After breaking their sworn oaths in a fit of forbidden passion, a sacrificial bride (Shekalane) and her fearsome escort (the ferryman Dravidian) find themselves alone and on the run in the subterranean river-world of Ursathrax.
“Do you know what it is?” he said at last.
She studied it, nodding slowly. “I think so. It’s a doorway, of sorts. It’s what awaits on the other side of death.”
Dravidian nodded. “It is what Montair speaks of. Not death—but transition. For what winks out in one place winks on in another, always.” He stared at the fountain, his eyes seeming to dream. “If I were to step through that door ...” He turned to face her. “Would you come with me?”
She looked at him longingly—at his fearsome mask—but hesitated. She trusted him, and yet, was this not how death would come? As a whispering seduction?
“I don’t know yet,” she said.
There was a soft hiss as he depressed the pad at his temple and swung the mask around to his back, then moved his lips to within a few centimeters of her own and paused, breathing slowly, seeming to draw her own breaths from her. “But you would consider it …”
“But, Dravidian, where would we go? How would we survive?”
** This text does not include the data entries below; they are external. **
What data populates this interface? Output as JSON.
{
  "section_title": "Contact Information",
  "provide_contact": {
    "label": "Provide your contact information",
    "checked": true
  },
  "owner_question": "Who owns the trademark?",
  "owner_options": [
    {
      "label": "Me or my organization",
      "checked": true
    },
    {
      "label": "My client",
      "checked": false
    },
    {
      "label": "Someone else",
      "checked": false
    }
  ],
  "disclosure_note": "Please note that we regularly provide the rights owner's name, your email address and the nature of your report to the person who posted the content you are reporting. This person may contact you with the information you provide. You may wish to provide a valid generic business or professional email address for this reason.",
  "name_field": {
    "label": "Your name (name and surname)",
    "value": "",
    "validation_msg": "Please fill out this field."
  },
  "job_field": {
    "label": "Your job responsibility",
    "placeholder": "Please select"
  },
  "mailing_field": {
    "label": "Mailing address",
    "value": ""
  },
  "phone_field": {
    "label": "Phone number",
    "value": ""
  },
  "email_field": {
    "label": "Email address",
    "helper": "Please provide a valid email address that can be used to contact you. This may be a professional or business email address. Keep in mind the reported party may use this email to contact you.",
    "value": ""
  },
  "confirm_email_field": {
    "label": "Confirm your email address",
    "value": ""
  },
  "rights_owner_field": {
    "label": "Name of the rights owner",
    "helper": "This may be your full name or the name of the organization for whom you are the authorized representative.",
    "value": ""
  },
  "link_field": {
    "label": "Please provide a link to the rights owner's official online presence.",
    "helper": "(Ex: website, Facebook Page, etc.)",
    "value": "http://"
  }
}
He cupped her face in his hands. And though he was too close for her to see his face clearly, his beautiful eyes with their golden irises and Stygian pupils drew her in inexorably, like black holes with golden linings, if such a thing were even possible, and she whispered, “I would step through it ...”
He took her in his arms and drew her slowly against him. “And would you find the strength within yourself to persevere even when the world turns its cold face against us?”
“Yes,” she rasped.
“Then run with me, Shekalane. To the end of Ursathrax and beyond …” And he gently but firmly locked his lips with her own.